Although there were seven similar schools around the country, mine was the only one in the capital. Being a teacher in the capital had its perquisites, and one of them was getting invited along to record for a new school textbook.
What I remember most vividly was the team of us who were going to record showing up at the radio station and being kept waiting in the vestibule at gunpoint while our identities were checked.
It wasn’t like we were lined up against a wall. This was Bulgaria after all. There were five or six of us – the three English teachers from the school, a young man from the Ministry of Education, the school’s headmistress and the textbook author may have been there too – and we just milled around between the swing doors and the reception desk with one or two other evening visitors. But the young soldier who slouched behind the reception desk had a Kalashnikov laid on the table and it was pointed at us in a careless sort of way that was almost more frightening. What if the safety catch was off? What if his finger was twitching on the trigger?

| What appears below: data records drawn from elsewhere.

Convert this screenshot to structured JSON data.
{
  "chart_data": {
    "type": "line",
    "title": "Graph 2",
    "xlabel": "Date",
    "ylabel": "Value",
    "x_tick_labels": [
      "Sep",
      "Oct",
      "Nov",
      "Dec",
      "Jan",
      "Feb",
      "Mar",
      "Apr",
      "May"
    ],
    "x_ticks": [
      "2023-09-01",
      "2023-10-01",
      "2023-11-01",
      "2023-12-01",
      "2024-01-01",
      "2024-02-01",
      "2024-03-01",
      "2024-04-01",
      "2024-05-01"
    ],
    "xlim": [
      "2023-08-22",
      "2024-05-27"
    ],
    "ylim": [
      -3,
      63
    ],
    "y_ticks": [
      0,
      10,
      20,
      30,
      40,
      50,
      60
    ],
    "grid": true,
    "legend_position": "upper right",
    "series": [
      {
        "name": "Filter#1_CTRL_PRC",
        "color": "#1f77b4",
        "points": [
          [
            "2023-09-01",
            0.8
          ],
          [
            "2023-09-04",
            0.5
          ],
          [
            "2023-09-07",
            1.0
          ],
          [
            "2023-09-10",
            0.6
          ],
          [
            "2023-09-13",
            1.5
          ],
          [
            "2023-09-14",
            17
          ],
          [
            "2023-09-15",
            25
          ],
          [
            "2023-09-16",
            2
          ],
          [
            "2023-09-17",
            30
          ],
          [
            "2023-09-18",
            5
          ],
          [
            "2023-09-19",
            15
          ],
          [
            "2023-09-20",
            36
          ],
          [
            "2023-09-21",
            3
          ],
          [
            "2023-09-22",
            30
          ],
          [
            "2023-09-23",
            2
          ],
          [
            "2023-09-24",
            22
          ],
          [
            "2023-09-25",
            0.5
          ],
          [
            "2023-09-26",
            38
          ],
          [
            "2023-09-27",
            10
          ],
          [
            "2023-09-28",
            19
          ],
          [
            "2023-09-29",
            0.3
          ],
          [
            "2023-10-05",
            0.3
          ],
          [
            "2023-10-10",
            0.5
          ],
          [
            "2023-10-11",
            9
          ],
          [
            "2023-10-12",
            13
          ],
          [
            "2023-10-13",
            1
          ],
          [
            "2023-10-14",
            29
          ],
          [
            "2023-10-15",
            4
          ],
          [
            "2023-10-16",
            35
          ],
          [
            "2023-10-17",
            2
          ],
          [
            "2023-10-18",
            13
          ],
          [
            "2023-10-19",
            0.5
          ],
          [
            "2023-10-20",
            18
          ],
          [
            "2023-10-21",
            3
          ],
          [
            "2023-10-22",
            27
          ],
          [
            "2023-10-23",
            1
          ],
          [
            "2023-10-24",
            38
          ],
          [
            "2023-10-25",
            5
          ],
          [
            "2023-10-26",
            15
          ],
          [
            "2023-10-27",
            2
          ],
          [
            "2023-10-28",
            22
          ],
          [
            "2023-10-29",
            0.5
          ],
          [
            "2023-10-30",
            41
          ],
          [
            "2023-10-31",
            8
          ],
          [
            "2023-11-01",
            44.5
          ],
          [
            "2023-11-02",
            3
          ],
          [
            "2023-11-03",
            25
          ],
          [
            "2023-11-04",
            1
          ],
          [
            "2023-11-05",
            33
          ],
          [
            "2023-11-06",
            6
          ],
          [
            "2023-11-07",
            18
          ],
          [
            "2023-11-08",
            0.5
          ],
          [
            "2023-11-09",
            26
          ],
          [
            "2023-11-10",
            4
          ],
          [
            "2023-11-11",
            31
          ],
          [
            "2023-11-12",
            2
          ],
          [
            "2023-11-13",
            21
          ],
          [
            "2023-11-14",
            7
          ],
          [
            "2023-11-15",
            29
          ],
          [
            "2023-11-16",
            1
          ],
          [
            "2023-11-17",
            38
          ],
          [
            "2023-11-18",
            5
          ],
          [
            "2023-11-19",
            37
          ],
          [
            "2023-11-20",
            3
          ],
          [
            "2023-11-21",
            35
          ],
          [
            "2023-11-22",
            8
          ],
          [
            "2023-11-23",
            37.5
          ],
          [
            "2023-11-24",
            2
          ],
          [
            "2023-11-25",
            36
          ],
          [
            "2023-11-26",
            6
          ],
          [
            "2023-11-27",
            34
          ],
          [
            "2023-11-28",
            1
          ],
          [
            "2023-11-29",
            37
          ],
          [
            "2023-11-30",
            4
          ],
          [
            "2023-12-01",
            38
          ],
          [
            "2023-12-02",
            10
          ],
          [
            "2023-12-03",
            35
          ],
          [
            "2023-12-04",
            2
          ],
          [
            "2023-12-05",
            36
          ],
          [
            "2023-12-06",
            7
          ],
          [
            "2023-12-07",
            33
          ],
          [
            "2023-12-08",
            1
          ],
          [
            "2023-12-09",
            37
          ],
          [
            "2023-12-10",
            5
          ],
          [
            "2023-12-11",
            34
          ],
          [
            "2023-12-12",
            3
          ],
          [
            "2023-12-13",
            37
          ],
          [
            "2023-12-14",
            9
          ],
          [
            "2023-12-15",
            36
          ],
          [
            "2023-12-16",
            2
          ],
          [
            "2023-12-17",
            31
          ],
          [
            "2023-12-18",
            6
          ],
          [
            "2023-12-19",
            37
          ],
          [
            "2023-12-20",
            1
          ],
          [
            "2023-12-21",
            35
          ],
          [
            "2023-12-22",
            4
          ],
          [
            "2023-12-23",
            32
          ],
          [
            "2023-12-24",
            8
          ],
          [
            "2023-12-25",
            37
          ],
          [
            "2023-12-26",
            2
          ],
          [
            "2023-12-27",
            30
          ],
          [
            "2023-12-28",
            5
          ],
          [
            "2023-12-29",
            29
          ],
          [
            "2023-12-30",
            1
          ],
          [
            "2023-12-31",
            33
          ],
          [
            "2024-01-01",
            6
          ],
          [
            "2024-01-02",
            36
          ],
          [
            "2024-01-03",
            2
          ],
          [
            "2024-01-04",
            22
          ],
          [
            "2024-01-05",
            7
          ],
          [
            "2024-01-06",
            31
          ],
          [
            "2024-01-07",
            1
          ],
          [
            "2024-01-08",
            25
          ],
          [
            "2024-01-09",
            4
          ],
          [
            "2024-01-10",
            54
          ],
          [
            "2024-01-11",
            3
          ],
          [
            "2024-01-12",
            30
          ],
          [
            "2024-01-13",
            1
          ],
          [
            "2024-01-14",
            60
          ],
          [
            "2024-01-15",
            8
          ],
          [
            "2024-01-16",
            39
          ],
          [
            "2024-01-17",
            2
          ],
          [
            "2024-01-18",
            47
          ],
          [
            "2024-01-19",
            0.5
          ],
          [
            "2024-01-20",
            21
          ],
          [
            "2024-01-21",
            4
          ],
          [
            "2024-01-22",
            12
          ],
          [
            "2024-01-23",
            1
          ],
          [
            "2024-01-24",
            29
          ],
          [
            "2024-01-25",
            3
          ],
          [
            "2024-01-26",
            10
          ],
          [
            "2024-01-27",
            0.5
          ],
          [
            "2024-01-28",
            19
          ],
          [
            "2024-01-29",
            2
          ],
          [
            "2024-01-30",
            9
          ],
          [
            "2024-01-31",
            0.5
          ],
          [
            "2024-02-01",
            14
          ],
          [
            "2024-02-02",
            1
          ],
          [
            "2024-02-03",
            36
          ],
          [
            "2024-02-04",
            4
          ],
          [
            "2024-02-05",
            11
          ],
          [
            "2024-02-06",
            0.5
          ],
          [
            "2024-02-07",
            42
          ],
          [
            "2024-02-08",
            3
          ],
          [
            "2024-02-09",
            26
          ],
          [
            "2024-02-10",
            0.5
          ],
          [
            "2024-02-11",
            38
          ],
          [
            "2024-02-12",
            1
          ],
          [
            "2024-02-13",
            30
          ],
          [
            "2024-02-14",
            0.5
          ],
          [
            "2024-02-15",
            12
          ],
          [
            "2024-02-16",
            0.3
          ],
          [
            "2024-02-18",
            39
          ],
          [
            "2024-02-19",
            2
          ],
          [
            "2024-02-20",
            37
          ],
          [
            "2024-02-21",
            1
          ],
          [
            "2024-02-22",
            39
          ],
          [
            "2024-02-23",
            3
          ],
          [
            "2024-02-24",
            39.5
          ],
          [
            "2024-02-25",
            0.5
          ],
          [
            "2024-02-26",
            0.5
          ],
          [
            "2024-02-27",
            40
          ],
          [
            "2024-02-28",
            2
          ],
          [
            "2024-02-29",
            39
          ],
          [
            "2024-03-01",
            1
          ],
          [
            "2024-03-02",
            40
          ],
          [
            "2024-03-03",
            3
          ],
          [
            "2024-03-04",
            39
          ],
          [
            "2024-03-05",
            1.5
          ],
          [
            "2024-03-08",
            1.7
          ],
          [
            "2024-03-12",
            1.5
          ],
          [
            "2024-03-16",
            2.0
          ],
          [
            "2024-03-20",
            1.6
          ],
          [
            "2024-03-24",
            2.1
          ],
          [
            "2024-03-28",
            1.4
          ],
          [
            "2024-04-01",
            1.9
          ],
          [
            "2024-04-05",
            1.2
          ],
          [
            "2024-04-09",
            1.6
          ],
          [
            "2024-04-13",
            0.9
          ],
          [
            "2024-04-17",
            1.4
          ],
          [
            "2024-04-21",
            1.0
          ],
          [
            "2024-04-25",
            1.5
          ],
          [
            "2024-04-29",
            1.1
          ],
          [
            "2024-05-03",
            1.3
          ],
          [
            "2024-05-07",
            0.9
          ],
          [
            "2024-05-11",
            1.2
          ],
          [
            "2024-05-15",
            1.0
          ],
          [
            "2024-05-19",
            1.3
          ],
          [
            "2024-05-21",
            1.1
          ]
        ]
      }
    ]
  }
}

Before any disaster, though, the word came down that our papers were in order and we were allowed in.
My next memory is of the recording studio – quite a large space with a round baize-topped table, spot lit, and with microphones protected by puff guards. I think there were only the three of us English teachers in the room and everyone else on the other side of the glass. What I particularly remember about this – and it’s the memory that comes back every time I go into a recording studio – is the dead quality of the sound in the room. Because all the surfaces that in a normal room reflect sound to some degree – the floor, the ceiling, the walls, the furniture – are covered in sound-absorbing material, all the sounds that you make are swallowed. I still think it’s a very strange experience.
I remember two things from what I recorded that night in Sofia. One of the texts was a conversation between a group of English workers who had rented a VW bus in order to travel on holiday to Bulgaria. My character was a young man who was not yet fully convinced of the value of communism, but was being persuaded by the experience of seeing the achievements of the Bulgarian Communist Party while driving around the country. I read the text and did my best to make it sound convincing, but I kept thinking of the Kalashnikov at the reception desk.
I was a little more comfortable with the other text I remember. It was more of an historical account – the trial of Bulgarian hero Georgi Dimitrov. Dimitrov led Stalin’s Third Communist International in the 30s and was arrested in Berlin for complicity in the Reichstag fire. His trial in Leipzig was world news in 1933. But even though it was retelling an historical event, the text I had to read was strident with indignation at the treatment that poor Georgi Dimitrov suffered at the hands of the Nazis: they took away his reading glasses so he had difficulty reading all his trial documents! Having at the time recently read Alexander Solzhenitsyn’s One Day in the Life of Ivan Denisovich and The Gulag Archipelago – not to mention Primo Levi’s If This Is a Man – I thought Dimitrov got off quite lightly.
I’ve seen the inside of a number of different recording studios over the years, but that night in Sofia was the first, and imprinted itself so that every time I go back into a recording studio the memory returns. I don’t remember what I did after the recording that October night. I probably walked home with the other teachers through the warm dark. (The Bulgarians housed us all in the same building, the better to keep tabs on us.) And I never heard the recordings I made or even know whether the book was published.
This article was written for the #Blogg52 challenge.